I find it really interesting to read works like this - dense and intricate, brimming with allusions and imagery. I find it funny to think that your mind produces this cornucopia of richness during an off the cuff exercise, while mine seems to run from words or touch them only where necessary. So in that context I find your work hard to understand, but do I need to understand? I guess a few more readings might help me to get a handle. Can I ask: how does it feel after writing such? Do you get a sense that you have outpoured something, completed some links in your mind? I only ask to try and get into your process (as I'm intrigued!!) and to compare how I feel when I've written.

Lucy

cust at 18:40 on 24 March 2006  Report this post
Thanks Sean. It is interesting to get a glimpse into your creative process. I don't know if you recall that we have talked before on here, and you did tell me before about your layering technique, which I find very interesting. I told you about my word fatigue that time, and I find it annoying that I have become tired of language in such a way. I seem to want to use as few as I can to say as much as I can... if that is possible. I admire works of art like that.... so in complete contrast, your style is intriguing. I admire how you can grapple with the whole sea of language without feeling like you are drowning!

Lucy

seanfarragher at 19:15 on 24 March 2006  Report this post
It is fascinating how different poets arrive in different places. The complexity and nuance of meaning does drown me as well, but I study the words as if they were living. If there is a word that drowns me as you put it, I look up it origin, study the history, and sometimes rearrange the context of the poem to fit the word. I would love to chat with you about poetry or any other subject any time.

Thanks


Sean

ccatherine at 23:15 on 24 March 2006  Report this post
Sean

I have not looked at any previous comments and I am commenting on this after a single read. I certainly don't understand all of it. But it feels that the first stanza is refering to man's destructive nature and desire to change anything just to make it different, as different must be better. The lack of punctuation here means that the images are piled.

I do like
the fish were an illusion

of the second stanza - see the grass is not always greener and quite often change produces rotten fish.

Love:
We drown. We elevate precious absent light to empty morbid space until out of control, oily waters complete us, our Pacific dies too soon.

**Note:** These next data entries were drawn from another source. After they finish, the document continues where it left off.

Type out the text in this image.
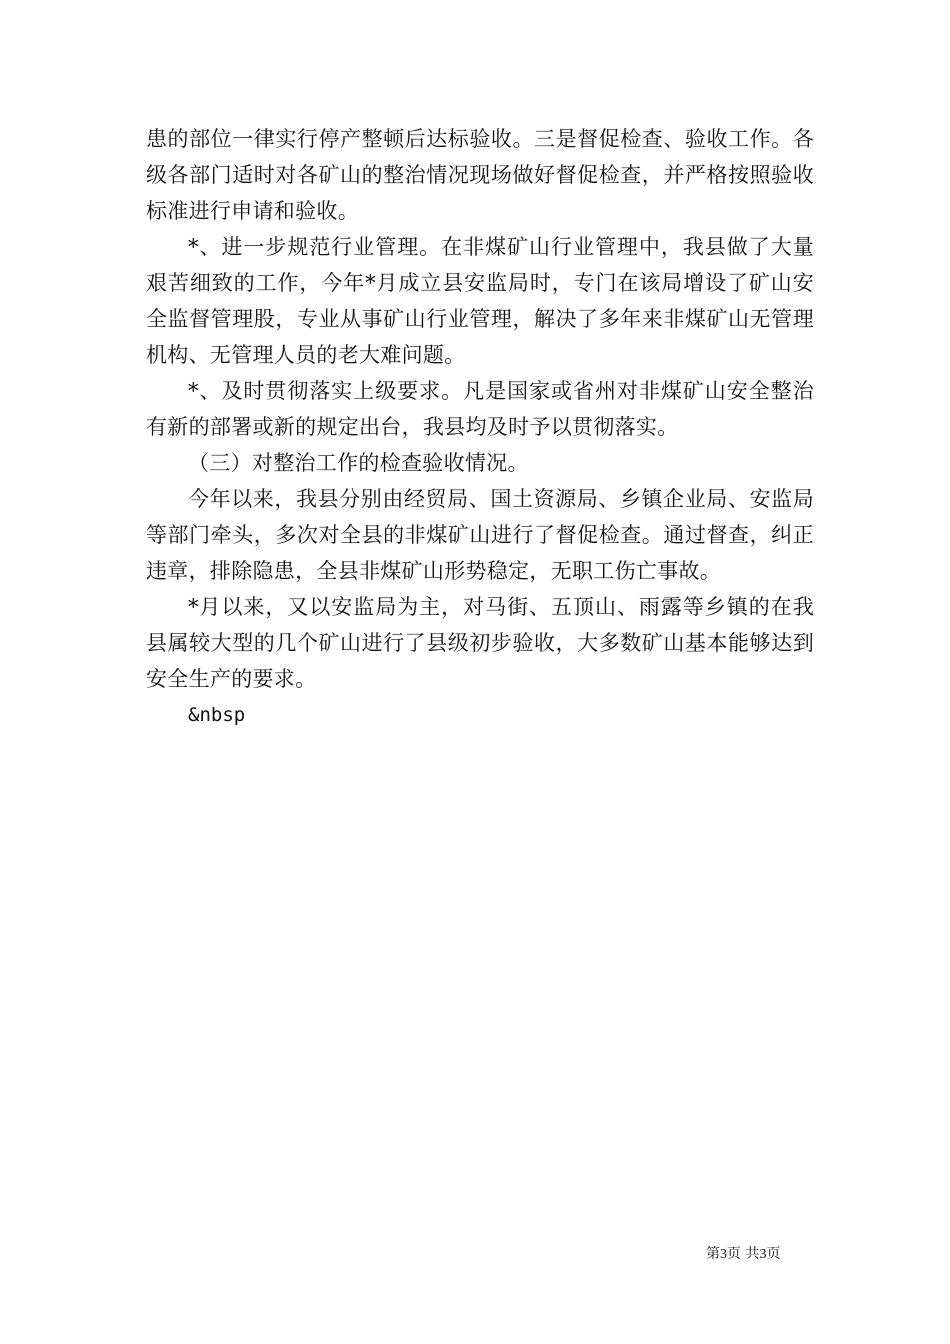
患的部位一律实行停产整顿后达标验收。三是督促检查、验收工作。各级各部门适时对各矿山的整治情况现场做好督促检查，并严格按照验收标准进行申请和验收。

*、进一步规范行业管理。在非煤矿山行业管理中，我县做了大量艰苦细致的工作，今年*月成立县安监局时，专门在该局增设了矿山安全监督管理股，专业从事矿山行业管理，解决了多年来非煤矿山无管理机构、无管理人员的老大难问题。

*、及时贯彻落实上级要求。凡是国家或省州对非煤矿山安全整治有新的部署或新的规定出台，我县均及时予以贯彻落实。

（三）对整治工作的检查验收情况。

今年以来，我县分别由经贸局、国土资源局、乡镇企业局、安监局等部门牵头，多次对全县的非煤矿山进行了督促检查。通过督查，纠正违章，排除隐患，全县非煤矿山形势稳定，无职工伤亡事故。

*月以来，又以安监局为主，对马街、五顶山、雨露等乡镇的在我县属较大型的几个矿山进行了县级初步验收，大多数矿山基本能够达到安全生产的要求。

&nbsp

第3页 共3页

This to me speaks of the human condition - really like the use of absent light instead of darkness which I would have used. Also oily waters seem to be talking of paintings again suggesting that life is very illusory.

Stanza six is a reflection of the previous stanza and speaks of radiance which reveals too much, men like the dark because their deeds are evil or at least unsean.

Overall I really like this although it is difficult and I don't claim to understand most. I thought it might interest you to know what on a first reading, the poem says to me.

Cathy




<Added>

Didn't respond to all of it because it would have taken too long.